Setting prices is a fundamental part of marketing that affects everything from a company's ability to attract customers to how much cash it makes on each sale. A flat rate pricing model is a pricing structure by which a company charges a fixed fee for a service instead of charging based on the amount of use of the service or the cost of providing service. Flat rate pricing is common in businesses that sell subscriptions, although contractors and other professional services providers can also charge flat rates.
A flat rate pricing scheme gives a business the incentive to be as productive as possible in providing services. Under flat rate pricing, companies make revenue quicker if they are able to perform more work in a given amount of time, so productivity gains translate directly into more profit. For instance, if a web developer charges clients a flat rate for each website completed, he can make more money by completing websites faster. On the other hand, if the developer uses an hourly pricing scheme, working faster won't change the amount of cash he earns in a given amount of time.
A flat rate pricing structure is easy for people to understand. When faced with a flat rate, customers don't have to worry about how much a service will end up costing, as the price is known upfront. With services that charge for usage or the amount of work performed, prices can vary significantly from one customer or project to another. Customers may be displeased if they end up being charged more than they expect.
Differing Consumer Needs
One of the main drawbacks of flat rate pricing is that it ignores differences between consumer needs and the difficulty and cost of providing services to different consumers. For instance, internet service providers may charge two customers the same rate even if one uses 50 times more bandwidth than the other. Flat rate pricing may end up making services too expensive for people who just want a basic level of service while charging heavy users less than they would be willing to pay.

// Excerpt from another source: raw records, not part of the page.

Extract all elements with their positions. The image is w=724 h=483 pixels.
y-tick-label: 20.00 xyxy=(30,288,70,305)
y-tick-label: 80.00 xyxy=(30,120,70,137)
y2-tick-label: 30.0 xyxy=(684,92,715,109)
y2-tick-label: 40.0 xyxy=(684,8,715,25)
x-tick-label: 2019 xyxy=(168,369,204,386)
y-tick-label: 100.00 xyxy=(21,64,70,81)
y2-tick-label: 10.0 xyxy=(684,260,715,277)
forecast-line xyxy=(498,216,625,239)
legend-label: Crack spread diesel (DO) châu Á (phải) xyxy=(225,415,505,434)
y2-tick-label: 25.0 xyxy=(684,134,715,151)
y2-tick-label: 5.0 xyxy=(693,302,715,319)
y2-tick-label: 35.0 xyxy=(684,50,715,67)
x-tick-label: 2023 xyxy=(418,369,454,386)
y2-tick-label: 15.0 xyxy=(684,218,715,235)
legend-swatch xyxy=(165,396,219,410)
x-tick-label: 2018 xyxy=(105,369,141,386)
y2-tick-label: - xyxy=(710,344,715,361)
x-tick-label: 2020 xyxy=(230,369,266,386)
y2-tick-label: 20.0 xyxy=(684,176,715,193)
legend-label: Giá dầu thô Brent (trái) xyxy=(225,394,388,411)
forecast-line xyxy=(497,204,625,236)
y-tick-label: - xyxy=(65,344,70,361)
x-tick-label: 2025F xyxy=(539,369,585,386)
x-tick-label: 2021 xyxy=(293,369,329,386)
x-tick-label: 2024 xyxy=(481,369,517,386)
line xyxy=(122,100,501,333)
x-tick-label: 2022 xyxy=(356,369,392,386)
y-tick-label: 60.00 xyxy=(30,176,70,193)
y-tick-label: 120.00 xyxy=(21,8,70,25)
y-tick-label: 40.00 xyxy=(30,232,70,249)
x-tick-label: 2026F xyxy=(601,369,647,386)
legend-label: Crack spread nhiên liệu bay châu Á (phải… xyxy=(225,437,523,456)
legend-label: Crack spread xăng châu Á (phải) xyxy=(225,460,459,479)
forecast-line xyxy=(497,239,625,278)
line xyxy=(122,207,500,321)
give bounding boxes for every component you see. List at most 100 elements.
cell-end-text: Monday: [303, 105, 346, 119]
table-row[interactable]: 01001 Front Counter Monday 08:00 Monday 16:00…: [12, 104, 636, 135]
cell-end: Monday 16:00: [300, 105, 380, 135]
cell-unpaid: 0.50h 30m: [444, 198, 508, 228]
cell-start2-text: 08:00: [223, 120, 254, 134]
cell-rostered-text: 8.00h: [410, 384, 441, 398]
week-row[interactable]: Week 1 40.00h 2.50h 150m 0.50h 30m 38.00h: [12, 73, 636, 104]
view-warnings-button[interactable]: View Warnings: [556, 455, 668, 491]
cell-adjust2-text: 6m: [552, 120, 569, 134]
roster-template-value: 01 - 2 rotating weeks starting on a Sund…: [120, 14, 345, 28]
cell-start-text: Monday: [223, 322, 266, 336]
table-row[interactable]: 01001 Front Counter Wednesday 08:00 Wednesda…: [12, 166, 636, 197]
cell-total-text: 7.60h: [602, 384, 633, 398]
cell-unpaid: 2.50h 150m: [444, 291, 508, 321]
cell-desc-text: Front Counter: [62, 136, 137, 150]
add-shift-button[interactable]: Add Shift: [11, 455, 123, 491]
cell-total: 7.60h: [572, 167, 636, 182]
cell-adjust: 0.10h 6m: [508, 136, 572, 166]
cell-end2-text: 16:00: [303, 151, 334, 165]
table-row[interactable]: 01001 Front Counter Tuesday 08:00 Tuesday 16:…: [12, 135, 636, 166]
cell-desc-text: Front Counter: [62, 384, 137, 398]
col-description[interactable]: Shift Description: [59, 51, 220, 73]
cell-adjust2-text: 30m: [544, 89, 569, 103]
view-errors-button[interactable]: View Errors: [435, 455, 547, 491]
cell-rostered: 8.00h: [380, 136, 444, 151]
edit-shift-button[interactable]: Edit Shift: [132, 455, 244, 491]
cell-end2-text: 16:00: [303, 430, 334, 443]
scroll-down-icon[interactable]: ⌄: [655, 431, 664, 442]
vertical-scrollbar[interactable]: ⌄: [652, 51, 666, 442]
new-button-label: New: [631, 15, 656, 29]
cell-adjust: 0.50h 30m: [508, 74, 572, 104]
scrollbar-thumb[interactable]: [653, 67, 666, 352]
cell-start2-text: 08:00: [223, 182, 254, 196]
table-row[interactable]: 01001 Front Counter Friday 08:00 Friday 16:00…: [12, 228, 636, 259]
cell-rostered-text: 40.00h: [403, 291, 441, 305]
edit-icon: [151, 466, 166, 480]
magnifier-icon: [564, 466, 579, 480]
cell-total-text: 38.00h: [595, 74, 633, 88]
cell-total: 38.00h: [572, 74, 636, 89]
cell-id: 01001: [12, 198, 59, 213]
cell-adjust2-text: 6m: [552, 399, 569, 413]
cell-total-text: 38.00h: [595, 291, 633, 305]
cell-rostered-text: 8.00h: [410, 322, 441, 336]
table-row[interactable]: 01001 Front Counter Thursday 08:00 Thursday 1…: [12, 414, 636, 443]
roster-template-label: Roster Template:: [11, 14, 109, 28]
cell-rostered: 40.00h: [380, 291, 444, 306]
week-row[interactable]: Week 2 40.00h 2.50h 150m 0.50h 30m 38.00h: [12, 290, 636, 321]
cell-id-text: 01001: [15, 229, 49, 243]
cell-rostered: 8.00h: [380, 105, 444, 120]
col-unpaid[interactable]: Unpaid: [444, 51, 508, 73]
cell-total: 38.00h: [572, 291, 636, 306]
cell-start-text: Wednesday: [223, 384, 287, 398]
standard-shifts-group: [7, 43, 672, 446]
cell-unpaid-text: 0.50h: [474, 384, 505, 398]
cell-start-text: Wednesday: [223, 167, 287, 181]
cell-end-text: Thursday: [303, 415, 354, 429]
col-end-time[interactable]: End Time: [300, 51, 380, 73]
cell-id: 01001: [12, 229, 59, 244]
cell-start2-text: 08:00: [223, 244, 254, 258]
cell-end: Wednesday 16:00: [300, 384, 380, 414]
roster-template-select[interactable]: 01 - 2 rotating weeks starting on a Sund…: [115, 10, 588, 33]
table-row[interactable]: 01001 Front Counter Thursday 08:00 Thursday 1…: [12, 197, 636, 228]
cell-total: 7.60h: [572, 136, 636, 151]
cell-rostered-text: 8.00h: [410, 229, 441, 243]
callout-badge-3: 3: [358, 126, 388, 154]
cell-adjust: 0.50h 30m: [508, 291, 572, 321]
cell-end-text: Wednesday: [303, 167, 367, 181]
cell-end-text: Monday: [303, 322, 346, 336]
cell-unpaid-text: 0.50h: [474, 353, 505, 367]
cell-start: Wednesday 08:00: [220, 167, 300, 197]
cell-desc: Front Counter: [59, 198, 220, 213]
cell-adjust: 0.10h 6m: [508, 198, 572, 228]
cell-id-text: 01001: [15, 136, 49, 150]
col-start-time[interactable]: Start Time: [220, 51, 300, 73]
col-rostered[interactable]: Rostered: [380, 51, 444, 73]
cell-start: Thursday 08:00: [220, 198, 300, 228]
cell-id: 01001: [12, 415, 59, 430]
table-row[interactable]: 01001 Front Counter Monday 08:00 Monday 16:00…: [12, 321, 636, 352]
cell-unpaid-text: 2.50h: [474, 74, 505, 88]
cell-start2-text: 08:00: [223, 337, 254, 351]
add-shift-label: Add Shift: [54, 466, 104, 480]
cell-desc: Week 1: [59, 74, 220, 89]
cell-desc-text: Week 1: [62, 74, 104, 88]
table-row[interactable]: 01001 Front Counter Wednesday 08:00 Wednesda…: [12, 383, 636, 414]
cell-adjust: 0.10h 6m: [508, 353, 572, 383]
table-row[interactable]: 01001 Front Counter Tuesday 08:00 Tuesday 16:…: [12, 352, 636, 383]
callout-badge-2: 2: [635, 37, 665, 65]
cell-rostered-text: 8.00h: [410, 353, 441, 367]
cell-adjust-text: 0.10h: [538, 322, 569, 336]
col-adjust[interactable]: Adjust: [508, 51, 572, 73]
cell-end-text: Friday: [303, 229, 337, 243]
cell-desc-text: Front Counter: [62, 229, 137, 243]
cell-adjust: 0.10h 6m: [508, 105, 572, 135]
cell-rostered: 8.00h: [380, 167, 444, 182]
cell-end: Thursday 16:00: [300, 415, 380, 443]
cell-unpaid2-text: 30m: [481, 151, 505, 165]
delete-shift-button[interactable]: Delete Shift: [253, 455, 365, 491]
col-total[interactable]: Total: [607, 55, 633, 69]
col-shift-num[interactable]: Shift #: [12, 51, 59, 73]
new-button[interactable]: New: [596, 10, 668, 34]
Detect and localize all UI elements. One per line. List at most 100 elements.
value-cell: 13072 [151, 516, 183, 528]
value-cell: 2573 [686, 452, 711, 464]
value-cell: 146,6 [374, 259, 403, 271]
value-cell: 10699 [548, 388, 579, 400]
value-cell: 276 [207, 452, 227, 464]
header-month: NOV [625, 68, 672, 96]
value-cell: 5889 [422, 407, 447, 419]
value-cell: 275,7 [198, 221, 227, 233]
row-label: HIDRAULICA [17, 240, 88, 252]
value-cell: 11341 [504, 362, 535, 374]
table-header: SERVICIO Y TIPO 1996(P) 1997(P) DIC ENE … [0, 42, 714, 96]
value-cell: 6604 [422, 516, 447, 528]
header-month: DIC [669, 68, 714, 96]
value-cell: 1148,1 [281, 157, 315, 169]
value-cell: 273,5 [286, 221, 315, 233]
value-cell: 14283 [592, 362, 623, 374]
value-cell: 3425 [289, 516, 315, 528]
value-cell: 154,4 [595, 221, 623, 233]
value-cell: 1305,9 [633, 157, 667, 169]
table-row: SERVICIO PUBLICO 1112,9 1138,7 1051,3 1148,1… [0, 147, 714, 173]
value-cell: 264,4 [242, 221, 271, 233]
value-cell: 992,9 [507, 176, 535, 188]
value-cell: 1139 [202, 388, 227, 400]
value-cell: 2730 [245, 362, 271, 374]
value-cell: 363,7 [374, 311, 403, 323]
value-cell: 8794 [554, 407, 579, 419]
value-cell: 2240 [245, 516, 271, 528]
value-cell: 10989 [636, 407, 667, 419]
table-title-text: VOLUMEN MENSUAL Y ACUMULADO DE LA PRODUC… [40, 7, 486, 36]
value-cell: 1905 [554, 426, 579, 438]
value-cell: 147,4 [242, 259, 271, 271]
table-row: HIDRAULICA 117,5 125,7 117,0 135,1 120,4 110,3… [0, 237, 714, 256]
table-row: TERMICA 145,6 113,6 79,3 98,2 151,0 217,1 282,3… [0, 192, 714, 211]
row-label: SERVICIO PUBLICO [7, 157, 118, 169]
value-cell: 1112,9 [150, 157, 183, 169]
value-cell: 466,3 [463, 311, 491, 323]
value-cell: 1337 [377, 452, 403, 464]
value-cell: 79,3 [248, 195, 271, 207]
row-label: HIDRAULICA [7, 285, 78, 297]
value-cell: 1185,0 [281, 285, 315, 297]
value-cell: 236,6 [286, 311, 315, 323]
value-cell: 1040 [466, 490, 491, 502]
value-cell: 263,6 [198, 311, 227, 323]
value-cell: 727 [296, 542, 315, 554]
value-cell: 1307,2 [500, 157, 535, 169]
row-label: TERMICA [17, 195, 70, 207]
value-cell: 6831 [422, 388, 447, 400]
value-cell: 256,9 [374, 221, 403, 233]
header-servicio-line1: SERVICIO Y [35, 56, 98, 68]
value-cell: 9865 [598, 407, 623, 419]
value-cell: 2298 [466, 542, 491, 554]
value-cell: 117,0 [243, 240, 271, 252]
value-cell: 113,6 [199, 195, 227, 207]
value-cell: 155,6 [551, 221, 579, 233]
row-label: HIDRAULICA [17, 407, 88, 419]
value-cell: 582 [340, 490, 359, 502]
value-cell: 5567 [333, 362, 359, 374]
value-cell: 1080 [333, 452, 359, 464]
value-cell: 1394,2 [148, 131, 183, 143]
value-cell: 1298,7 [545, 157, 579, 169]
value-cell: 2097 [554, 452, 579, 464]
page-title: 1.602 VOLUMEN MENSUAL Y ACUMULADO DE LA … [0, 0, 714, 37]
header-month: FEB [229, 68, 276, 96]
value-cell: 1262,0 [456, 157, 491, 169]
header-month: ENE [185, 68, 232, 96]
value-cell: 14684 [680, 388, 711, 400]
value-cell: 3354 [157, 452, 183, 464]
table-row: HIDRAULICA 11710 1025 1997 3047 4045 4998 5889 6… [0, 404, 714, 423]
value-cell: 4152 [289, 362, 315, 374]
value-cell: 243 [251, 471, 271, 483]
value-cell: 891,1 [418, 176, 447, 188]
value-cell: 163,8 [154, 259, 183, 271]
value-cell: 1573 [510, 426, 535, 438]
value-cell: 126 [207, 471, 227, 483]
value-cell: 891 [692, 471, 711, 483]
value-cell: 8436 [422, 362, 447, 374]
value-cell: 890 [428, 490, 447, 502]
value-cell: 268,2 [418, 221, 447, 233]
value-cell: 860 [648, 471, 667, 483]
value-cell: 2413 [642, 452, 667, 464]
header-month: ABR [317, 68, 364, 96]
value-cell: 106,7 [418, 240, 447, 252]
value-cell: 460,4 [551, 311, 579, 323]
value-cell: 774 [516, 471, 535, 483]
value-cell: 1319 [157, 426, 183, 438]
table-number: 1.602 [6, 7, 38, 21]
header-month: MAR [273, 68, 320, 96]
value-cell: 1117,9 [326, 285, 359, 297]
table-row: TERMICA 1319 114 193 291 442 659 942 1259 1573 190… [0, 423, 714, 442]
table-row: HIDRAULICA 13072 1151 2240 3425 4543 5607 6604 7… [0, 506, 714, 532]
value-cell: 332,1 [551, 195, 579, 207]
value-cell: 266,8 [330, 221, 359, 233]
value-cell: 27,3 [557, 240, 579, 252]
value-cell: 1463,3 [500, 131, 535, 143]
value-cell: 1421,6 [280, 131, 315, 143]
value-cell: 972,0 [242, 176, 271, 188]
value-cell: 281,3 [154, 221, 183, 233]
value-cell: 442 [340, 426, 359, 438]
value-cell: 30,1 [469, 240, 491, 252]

A flat rate pricing model has the potential to negatively affect service quality. For instance, a web developer that charges by the hour has incentive to do as much work as necessary to get the job done well, since he makes more money for doing more work. A developer with a flat fee pricing structure might rush to get jobs done quicker, since spending extra time on a project doesn't translate into extra income, and this could lead to a lower quality in the final product.